BOFF. Leonardo. A águia e a galinha: uma metáfora da condição humana. Petrópolis, RJ:  Vozes, 1997.
BRASIL. Estatuto da Criança e do Adolescente. Lei Federal nº 8069, de 13 de julho de 1990.
BRASIL. Ministério da Educação e da Cultura. Secretaria da Educação Básica. Resolução Nº5, de 17 de dezembro de 2009. Fixa as Diretrizes Curriculares para a Educação Infantil. Diário Oficial da União, Brasília, 18 de dezembro de 2009, Seção 1, p.18.

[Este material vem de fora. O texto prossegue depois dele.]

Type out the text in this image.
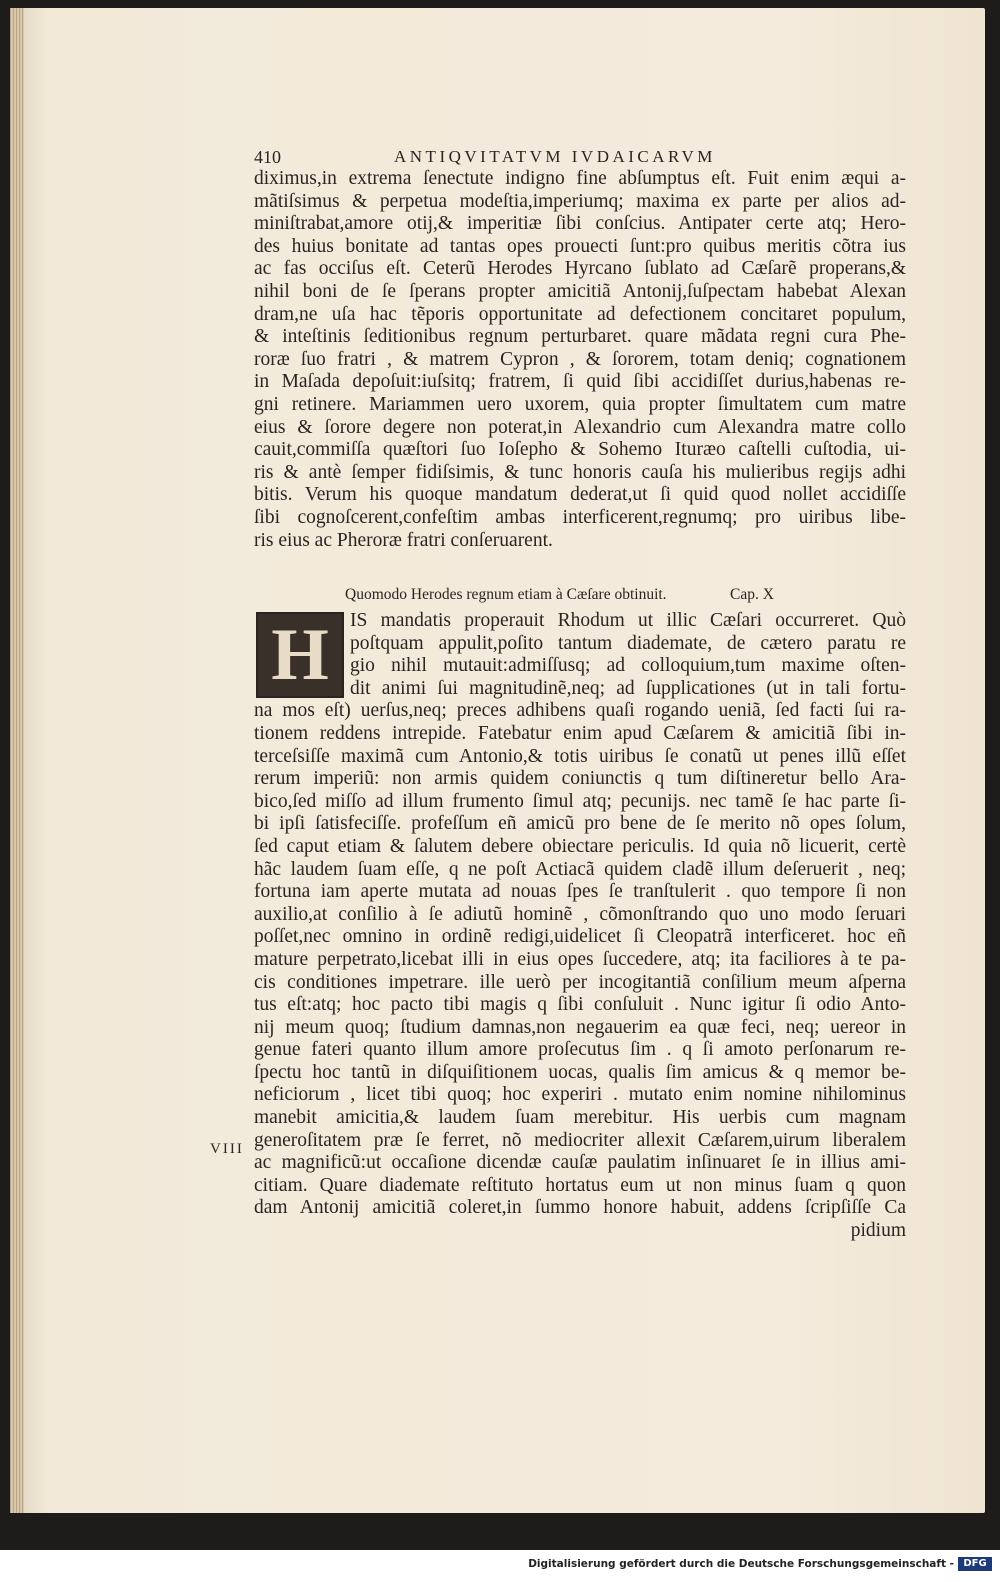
410	ANTIQVITATVM IVDAICARVM
diximus,in extrema ſenectute indigno fine abſumptus eſt. Fuit enim æqui a-
mãtiſsimus & perpetua modeſtia,imperiumq; maxima ex parte per alios ad-
miniſtrabat,amore otij,& imperitiæ ſibi conſcius. Antipater certe atq; Hero-
des huius bonitate ad tantas opes prouecti ſunt:pro quibus meritis cõtra ius
ac fas occiſus eſt. Ceterũ Herodes Hyrcano ſublato ad Cæſarẽ properans,&
nihil boni de ſe ſperans propter amicitiã Antonij,ſuſpectam habebat Alexan
dram,ne uſa hac tẽporis opportunitate ad defectionem concitaret populum,
& inteſtinis ſeditionibus regnum perturbaret. quare mãdata regni cura Phe-
roræ ſuo fratri , & matrem Cypron , & ſororem, totam deniq; cognationem
in Maſada depoſuit:iuſsitq; fratrem, ſi quid ſibi accidiſſet durius,habenas re-
gni retinere. Mariammen uero uxorem, quia propter ſimultatem cum matre
eius & ſorore degere non poterat,in Alexandrio cum Alexandra matre collo
cauit,commiſſa quæſtori ſuo Ioſepho & Sohemo Ituræo caſtelli cuſtodia, ui-
ris & antè ſemper fidiſsimis, & tunc honoris cauſa his mulieribus regijs adhi
bitis. Verum his quoque mandatum dederat,ut ſi quid quod nollet accidiſſe
ſibi cognoſcerent,confeſtim ambas interficerent,regnumq; pro uiribus libe-
ris eius ac Pheroræ fratri conſeruarent.
Quomodo Herodes regnum etiam à Cæſare obtinuit.	Cap. X
H	IS mandatis properauit Rhodum ut illic Cæſari occurreret. Quò
poſtquam appulit,poſito tantum diademate, de cætero paratu re
gio nihil mutauit:admiſſusq; ad colloquium,tum maxime oſten-
dit animi ſui magnitudinẽ,neq; ad ſupplicationes (ut in tali fortu-
na mos eſt) uerſus,neq; preces adhibens quaſi rogando ueniã, ſed facti ſui ra-
tionem reddens intrepide. Fatebatur enim apud Cæſarem & amicitiã ſibi in-
terceſsiſſe maximã cum Antonio,& totis uiribus ſe conatũ ut penes illũ eſſet
rerum imperiũ: non armis quidem coniunctis q tum diſtineretur bello Ara-
bico,ſed miſſo ad illum frumento ſimul atq; pecunijs. nec tamẽ ſe hac parte ſi-
bi ipſi ſatisfeciſſe. profeſſum eñ amicũ pro bene de ſe merito nõ opes ſolum,
ſed caput etiam & ſalutem debere obiectare periculis. Id quia nõ licuerit, certè
hãc laudem ſuam eſſe, q ne poſt Actiacã quidem cladẽ illum deſeruerit , neq;
fortuna iam aperte mutata ad nouas ſpes ſe tranſtulerit . quo tempore ſi non
auxilio,at conſilio à ſe adiutũ hominẽ , cõmonſtrando quo uno modo ſeruari
poſſet,nec omnino in ordinẽ redigi,uidelicet ſi Cleopatrã interficeret. hoc eñ
mature perpetrato,licebat illi in eius opes ſuccedere, atq; ita faciliores à te pa-
cis conditiones impetrare. ille uerò per incogitantiã conſilium meum aſperna
tus eſt:atq; hoc pacto tibi magis q ſibi conſuluit . Nunc igitur ſi odio Anto-
nij meum quoq; ſtudium damnas,non negauerim ea quæ feci, neq; uereor in
genue fateri quanto illum amore proſecutus ſim . q ſi amoto perſonarum re-
ſpectu hoc tantũ in diſquiſitionem uocas, qualis ſim amicus & q memor be-
neficiorum , licet tibi quoq; hoc experiri . mutato enim nomine nihilominus
manebit amicitia,& laudem ſuam merebitur. His uerbis cum magnam
generoſitatem præ ſe ferret, nõ mediocriter allexit Cæſarem,uirum liberalem
ac magnificũ:ut occaſione dicendæ cauſæ paulatim inſinuaret ſe in illius ami-
citiam. Quare diademate reſtituto hortatus eum ut non minus ſuam q quon
dam Antonij amicitiã coleret,in ſummo honore habuit, addens ſcripſiſſe Ca
pidium
VIII
Digitalisierung gefördert durch die Deutsche Forschungsgemeinschaft - DFG
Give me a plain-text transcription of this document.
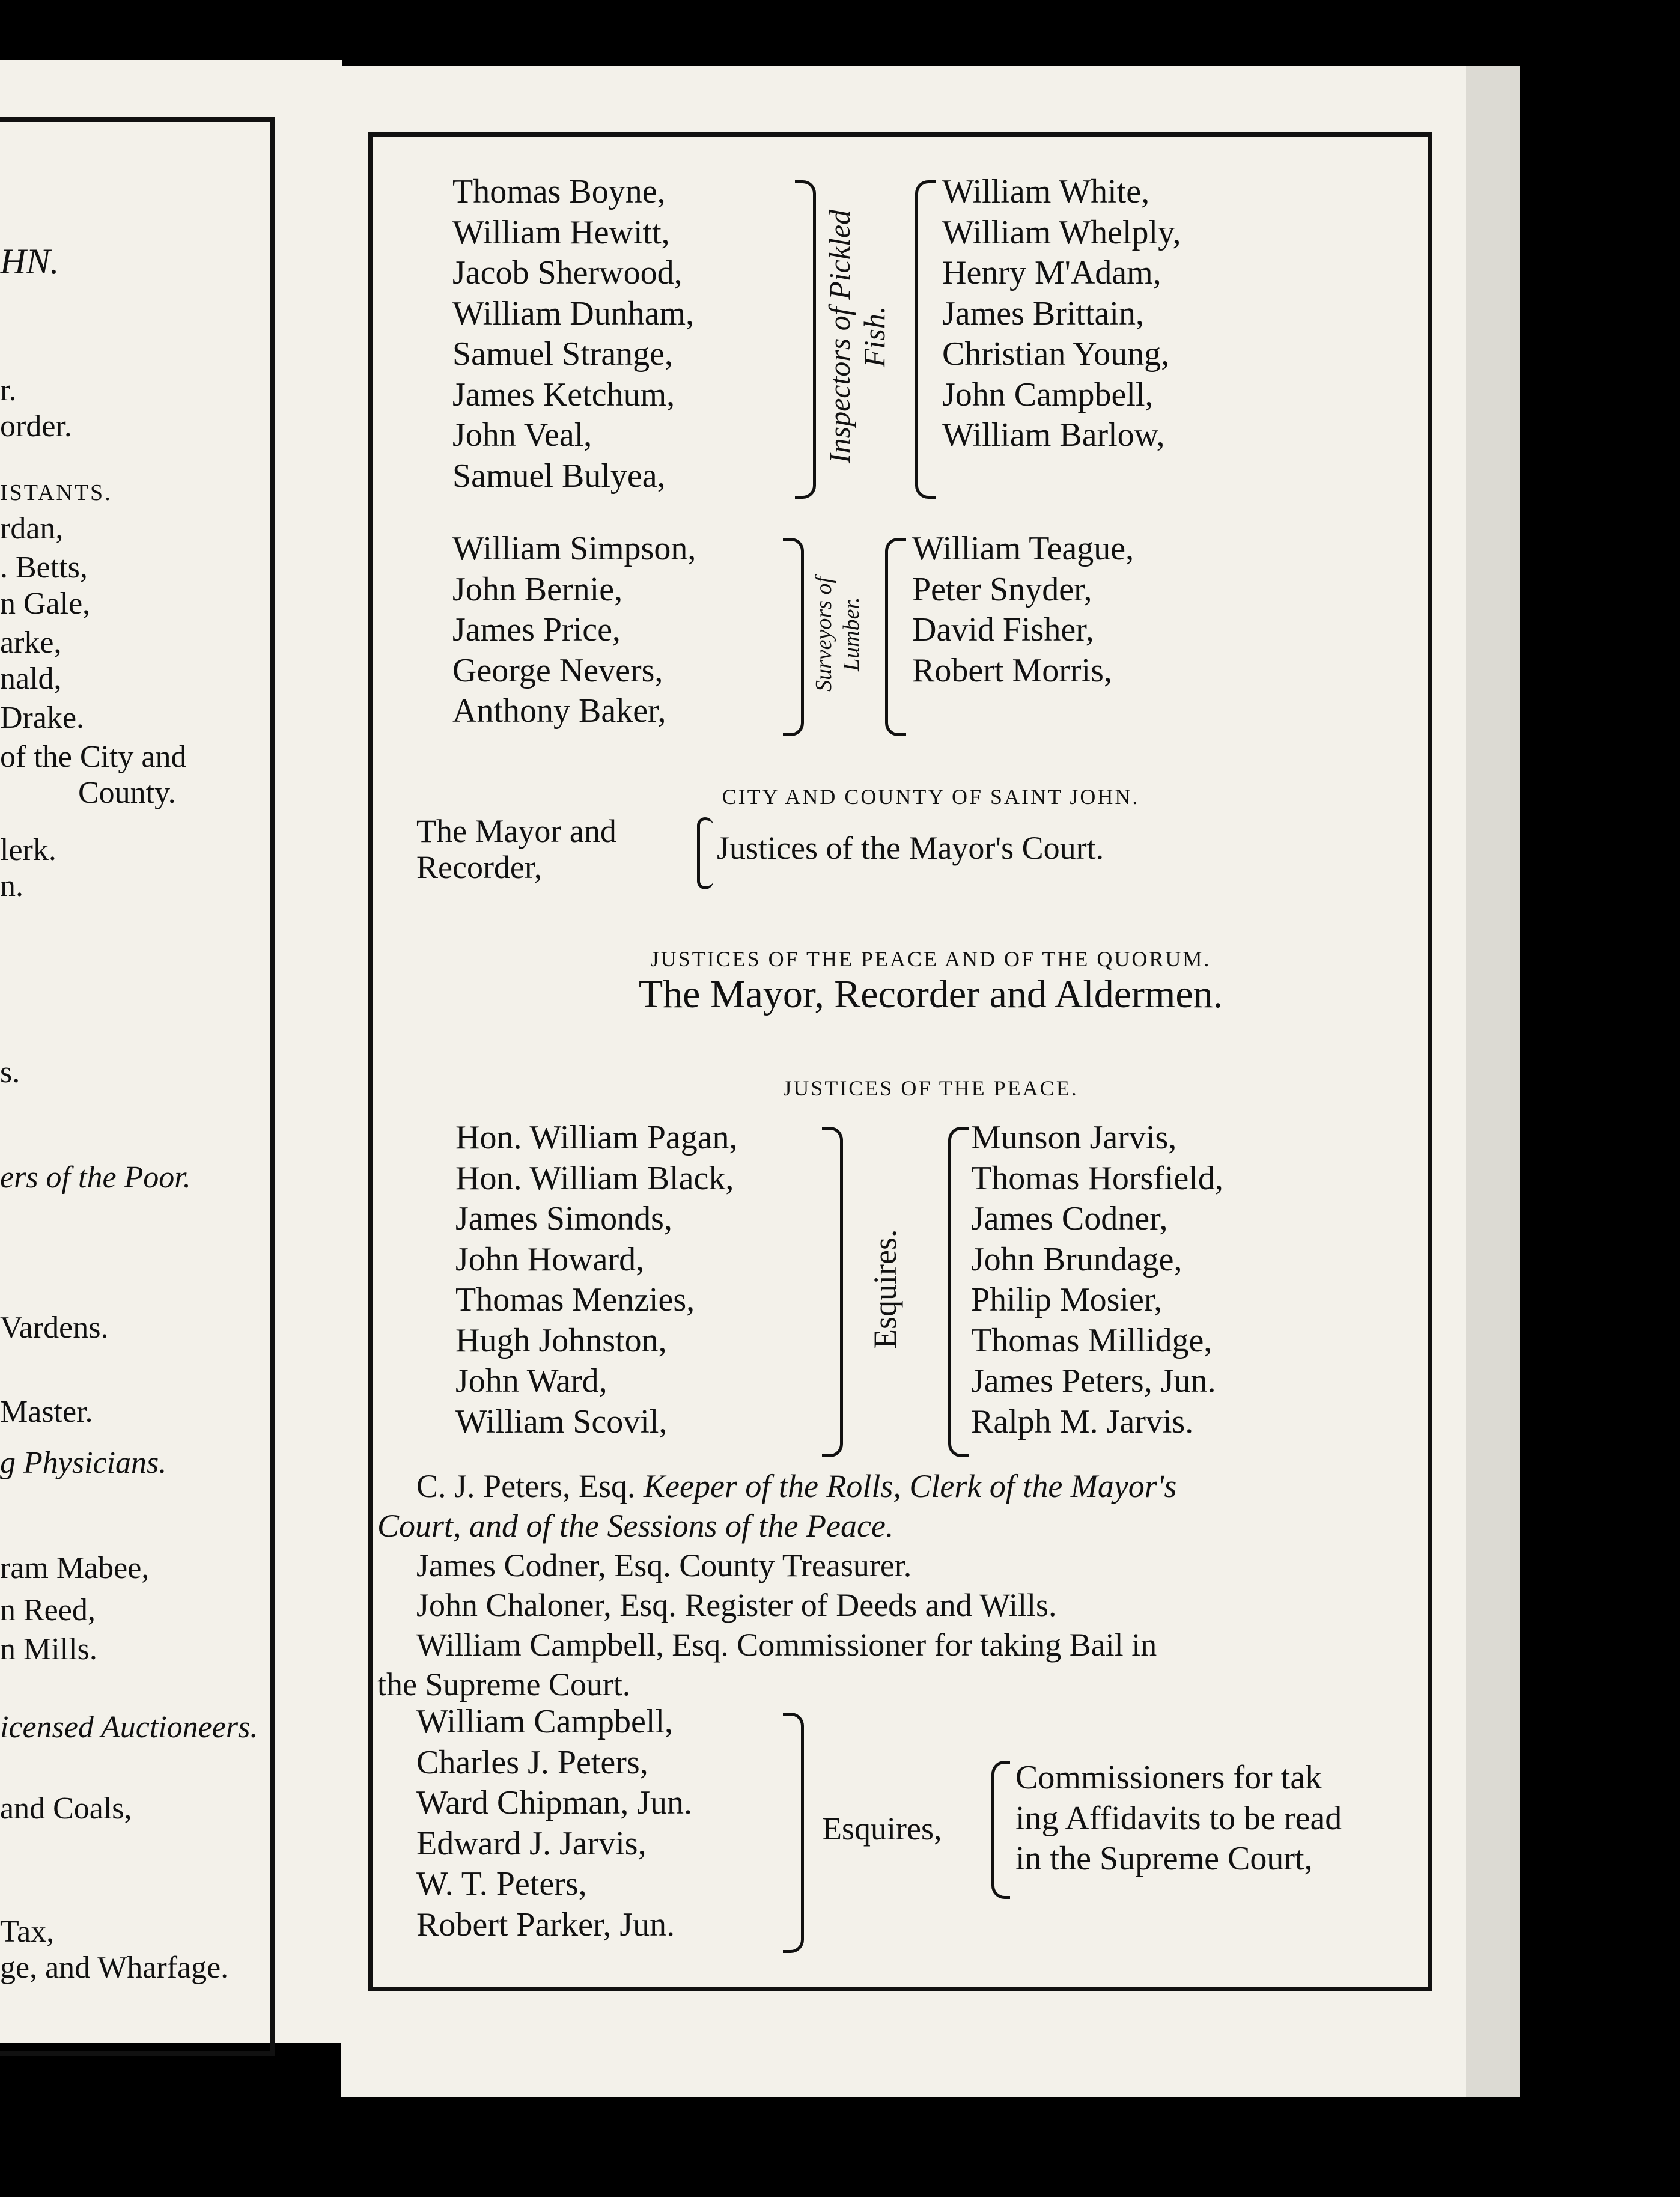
HN.
r.
order.
ISTANTS.
rdan,
. Betts,
n Gale,
arke,
nald,
Drake.
of the City and
County.
lerk.
n.
s.
ers of the Poor.
Vardens.
Master.
g Physicians.
ram Mabee,
n Reed,
n Mills.
icensed Auctioneers.
and Coals,
Tax,
ge, and Wharfage.
Thomas Boyne,
William Hewitt,
Jacob Sherwood,
William Dunham,
Samuel Strange,
James Ketchum,
John Veal,
Samuel Bulyea,
Inspectors of Pickled
Fish.
William White,
William Whelply,
Henry M'Adam,
James Brittain,
Christian Young,
John Campbell,
William Barlow,
William Simpson,
John Bernie,
James Price,
George Nevers,
Anthony Baker,
Surveyors of Lumber.
William Teague,
Peter Snyder,
David Fisher,
Robert Morris,
CITY AND COUNTY OF SAINT JOHN.
The Mayor and
Recorder,
Justices of the Mayor's Court.
JUSTICES OF THE PEACE AND OF THE QUORUM.
The Mayor, Recorder and Aldermen.
JUSTICES OF THE PEACE.
Hon. William Pagan,
Hon. William Black,
James Simonds,
John Howard,
Thomas Menzies,
Hugh Johnston,
John Ward,
William Scovil,
Esquires.
Munson Jarvis,
Thomas Horsfield,
James Codner,
John Brundage,
Philip Mosier,
Thomas Millidge,
James Peters, Jun.
Ralph M. Jarvis.
C. J. Peters, Esq. Keeper of the Rolls, Clerk of the Mayor's
Court, and of the Sessions of the Peace.
James Codner, Esq. County Treasurer.
John Chaloner, Esq. Register of Deeds and Wills.
William Campbell, Esq. Commissioner for taking Bail in
the Supreme Court.
William Campbell,
Charles J. Peters,
Ward Chipman, Jun.
Edward J. Jarvis,
W. T. Peters,
Robert Parker, Jun.
Esquires,
Commissioners for tak
ing Affidavits to be read
in the Supreme Court,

CORTELLA. Mario Sergio. Qual é a tua obra?: inquietações propositivas sobre gestão, liderança e ética. 9ed. – Petrópolis, RJ, Vozes, 2010.
CURY. Augusto Jorge. Pais brilhantes, professores fascinantes. RJ, Sextante, 2003.
MATTJE. Gilberto Dari. Tosco. Campo Grande: Gráfica e Editora alvora, 2009.


* Mestrando(a) em Ciências da Educação na UPG – Filial  Ciudad Del Este.